Is Serotonin the Missing Link between COVID-19 Course of Severity in Patients with Diabetes and Obesity?
Author(s) -
Ana Paula Santos,
Carlos Ferreira Couto,
Sofia S. Pereira,
Mariana P. Monteiro
Publication year - 2022
Publication title -
neuroendocrinology
Language(s) - English
Resource type - Journals
SCImago Journal Rank - 1.493
H-Index - 101
eISSN - 1423-0194
pISSN - 0028-3835
DOI - 10.1159/000522115
Subject(s) - disease , diabetes mellitus , obesity , medicine , bioinformatics , covid-19 , type 2 diabetes , intensive care medicine , immunology , infectious disease (medical specialty) , endocrinology , biology
COVID-19 pandemic is an intriguing infectious condition with multisystem manifestations and variable outcomes that are influenced by the concomitant presence of non-communicable diseases, such as obesity, diabetes, and cardiovascular disease, which were previously well-established pandemics.
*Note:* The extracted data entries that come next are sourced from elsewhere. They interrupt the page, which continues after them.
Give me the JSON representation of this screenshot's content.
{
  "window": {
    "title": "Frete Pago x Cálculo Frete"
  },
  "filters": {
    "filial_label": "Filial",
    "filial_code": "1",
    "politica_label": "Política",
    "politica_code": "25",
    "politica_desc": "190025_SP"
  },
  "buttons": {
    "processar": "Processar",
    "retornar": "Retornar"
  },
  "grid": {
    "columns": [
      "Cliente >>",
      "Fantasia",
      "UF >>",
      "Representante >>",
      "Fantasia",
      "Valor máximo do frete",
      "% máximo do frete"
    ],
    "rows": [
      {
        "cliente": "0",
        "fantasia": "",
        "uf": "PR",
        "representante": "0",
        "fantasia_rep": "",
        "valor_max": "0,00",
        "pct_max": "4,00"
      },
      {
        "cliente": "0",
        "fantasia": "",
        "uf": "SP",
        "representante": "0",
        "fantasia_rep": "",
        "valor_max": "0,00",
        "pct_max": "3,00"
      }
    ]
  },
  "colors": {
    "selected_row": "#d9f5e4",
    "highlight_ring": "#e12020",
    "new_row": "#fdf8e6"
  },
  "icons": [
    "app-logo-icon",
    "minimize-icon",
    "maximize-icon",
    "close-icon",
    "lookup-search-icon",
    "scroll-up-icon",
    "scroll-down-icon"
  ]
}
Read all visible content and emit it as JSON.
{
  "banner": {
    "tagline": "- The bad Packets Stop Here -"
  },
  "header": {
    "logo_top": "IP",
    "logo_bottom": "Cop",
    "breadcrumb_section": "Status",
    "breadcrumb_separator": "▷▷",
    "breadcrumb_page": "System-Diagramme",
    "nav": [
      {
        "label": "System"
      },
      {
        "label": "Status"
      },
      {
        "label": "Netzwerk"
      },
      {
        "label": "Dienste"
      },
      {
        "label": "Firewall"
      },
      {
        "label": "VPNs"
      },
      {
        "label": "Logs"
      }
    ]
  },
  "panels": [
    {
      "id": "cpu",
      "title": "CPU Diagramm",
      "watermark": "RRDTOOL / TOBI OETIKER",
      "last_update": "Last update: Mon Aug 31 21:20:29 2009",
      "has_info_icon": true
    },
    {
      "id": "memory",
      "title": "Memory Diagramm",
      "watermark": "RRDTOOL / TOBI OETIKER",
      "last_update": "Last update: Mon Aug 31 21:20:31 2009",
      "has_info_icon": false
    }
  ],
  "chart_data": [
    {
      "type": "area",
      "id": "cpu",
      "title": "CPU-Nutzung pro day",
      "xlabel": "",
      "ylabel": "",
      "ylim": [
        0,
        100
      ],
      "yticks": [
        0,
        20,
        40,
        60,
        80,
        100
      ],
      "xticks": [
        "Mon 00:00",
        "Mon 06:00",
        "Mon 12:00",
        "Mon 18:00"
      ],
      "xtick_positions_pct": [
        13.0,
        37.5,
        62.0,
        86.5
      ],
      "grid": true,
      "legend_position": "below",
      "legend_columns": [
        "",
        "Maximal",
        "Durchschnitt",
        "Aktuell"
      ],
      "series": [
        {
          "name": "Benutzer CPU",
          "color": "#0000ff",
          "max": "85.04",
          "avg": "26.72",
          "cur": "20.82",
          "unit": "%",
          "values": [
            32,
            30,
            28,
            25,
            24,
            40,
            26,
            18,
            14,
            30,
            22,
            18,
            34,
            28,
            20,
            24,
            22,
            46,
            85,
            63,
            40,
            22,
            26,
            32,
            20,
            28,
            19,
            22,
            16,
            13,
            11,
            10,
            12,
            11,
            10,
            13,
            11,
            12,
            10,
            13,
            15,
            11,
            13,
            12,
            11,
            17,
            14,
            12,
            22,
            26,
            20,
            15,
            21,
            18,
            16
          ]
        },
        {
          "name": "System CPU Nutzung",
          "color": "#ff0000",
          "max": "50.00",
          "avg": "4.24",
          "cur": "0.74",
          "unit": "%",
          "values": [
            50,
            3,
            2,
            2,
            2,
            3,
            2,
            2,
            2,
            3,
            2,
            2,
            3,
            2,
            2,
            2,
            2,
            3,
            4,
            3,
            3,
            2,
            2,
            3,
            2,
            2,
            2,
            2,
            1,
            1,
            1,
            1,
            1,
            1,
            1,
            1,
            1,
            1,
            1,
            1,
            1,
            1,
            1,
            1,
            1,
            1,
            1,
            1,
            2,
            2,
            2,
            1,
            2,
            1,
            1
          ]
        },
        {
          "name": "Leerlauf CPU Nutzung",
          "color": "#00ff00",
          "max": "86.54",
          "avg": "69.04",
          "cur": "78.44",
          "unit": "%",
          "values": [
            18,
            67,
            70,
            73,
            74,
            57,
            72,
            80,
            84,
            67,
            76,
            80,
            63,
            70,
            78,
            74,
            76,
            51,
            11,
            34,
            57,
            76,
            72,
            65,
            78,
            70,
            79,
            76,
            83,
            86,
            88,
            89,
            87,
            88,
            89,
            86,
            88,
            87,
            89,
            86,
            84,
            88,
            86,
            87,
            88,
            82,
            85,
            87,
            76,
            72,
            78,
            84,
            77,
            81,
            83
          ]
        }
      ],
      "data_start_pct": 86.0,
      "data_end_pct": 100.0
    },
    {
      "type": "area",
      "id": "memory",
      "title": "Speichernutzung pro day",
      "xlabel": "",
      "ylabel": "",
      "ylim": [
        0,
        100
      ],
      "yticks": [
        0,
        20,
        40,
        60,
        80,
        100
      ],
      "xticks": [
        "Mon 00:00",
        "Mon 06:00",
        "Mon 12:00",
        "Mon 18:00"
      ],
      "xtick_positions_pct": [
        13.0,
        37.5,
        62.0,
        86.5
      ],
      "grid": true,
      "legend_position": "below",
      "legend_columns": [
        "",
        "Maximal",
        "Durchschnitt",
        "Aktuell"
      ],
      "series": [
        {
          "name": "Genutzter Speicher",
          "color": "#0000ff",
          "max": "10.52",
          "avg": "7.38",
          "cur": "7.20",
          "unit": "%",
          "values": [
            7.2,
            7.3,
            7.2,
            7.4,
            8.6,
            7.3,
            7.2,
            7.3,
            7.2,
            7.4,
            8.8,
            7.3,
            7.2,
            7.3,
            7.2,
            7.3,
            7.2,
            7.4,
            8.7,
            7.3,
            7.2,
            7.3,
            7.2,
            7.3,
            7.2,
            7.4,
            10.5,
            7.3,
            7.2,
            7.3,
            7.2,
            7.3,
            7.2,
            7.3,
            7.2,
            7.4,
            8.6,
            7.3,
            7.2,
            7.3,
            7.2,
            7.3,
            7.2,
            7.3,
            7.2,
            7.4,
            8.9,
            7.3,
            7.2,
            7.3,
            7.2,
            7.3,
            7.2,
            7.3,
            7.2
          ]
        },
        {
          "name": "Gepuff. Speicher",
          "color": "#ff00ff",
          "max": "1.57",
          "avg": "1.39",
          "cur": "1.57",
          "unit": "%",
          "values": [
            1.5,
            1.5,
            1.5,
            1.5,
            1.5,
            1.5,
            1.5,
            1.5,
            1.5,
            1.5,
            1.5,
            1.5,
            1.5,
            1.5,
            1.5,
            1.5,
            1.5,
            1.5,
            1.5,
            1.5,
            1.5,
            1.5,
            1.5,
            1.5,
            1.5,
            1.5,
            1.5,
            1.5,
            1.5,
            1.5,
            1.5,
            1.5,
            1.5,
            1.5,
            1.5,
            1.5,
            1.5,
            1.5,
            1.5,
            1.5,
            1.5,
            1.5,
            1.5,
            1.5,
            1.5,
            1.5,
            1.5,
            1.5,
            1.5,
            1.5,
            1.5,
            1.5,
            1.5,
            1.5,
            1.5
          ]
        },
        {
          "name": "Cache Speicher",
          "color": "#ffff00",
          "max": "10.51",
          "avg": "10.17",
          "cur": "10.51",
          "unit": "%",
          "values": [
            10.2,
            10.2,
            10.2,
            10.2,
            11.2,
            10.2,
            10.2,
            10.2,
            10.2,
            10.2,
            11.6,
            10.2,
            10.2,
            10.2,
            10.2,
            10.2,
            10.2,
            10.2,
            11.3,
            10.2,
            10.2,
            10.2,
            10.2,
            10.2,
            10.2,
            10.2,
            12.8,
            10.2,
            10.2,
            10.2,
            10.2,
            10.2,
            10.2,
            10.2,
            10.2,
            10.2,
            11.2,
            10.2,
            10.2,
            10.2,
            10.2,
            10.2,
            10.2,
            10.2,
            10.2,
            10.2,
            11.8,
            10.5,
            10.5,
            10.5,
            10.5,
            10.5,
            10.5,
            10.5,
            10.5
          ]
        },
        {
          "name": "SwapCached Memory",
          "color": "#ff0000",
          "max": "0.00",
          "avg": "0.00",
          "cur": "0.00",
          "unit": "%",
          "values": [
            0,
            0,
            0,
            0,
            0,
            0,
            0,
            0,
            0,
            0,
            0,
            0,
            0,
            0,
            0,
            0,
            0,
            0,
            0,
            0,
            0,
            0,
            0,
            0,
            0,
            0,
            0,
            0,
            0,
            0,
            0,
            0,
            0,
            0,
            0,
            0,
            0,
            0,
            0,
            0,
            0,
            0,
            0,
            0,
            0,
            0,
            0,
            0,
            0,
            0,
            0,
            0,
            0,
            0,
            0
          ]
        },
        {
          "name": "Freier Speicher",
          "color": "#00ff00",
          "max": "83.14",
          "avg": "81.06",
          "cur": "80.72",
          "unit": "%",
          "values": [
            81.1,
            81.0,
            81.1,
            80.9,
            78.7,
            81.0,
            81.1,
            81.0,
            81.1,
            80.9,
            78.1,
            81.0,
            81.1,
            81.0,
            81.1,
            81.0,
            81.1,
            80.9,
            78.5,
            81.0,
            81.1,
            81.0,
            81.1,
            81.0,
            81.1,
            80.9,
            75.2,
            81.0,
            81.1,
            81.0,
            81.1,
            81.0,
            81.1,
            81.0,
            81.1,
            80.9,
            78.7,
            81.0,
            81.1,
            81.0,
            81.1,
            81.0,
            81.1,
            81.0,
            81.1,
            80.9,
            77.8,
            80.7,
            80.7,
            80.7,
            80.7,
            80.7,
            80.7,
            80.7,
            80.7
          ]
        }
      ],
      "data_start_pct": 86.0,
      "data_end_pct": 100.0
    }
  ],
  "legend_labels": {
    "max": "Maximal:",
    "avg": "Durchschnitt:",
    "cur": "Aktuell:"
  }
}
In addition, social, ethnic, behavioral factors were also demonstrated to play a role on the patients and populations` biological response to the condition, and therefore are considered global syndemics. Although, an enormous progress towards understanding mechanisms of SARS-CoV-2 infection has been made, there are still many areas of uncertainty to clarify. Systemic diseases are characterized by common links that allow integrating apparently unrelated disease manifestations. The authors launch the provocative hypothesis that the serotonin is the putative molecular mediator linking the lung, gut, cardiac, neurological, and other systemic manifestations that characterise severe COVID-19 in individuals with diabetes and obesity. Scientific discussion is set by highlighting the available clues that support this working hypothesis to trigger future research aimed at unravelling the molecular pathways underlying SARS-CoV-2 infection that are still far from being fully disclosed.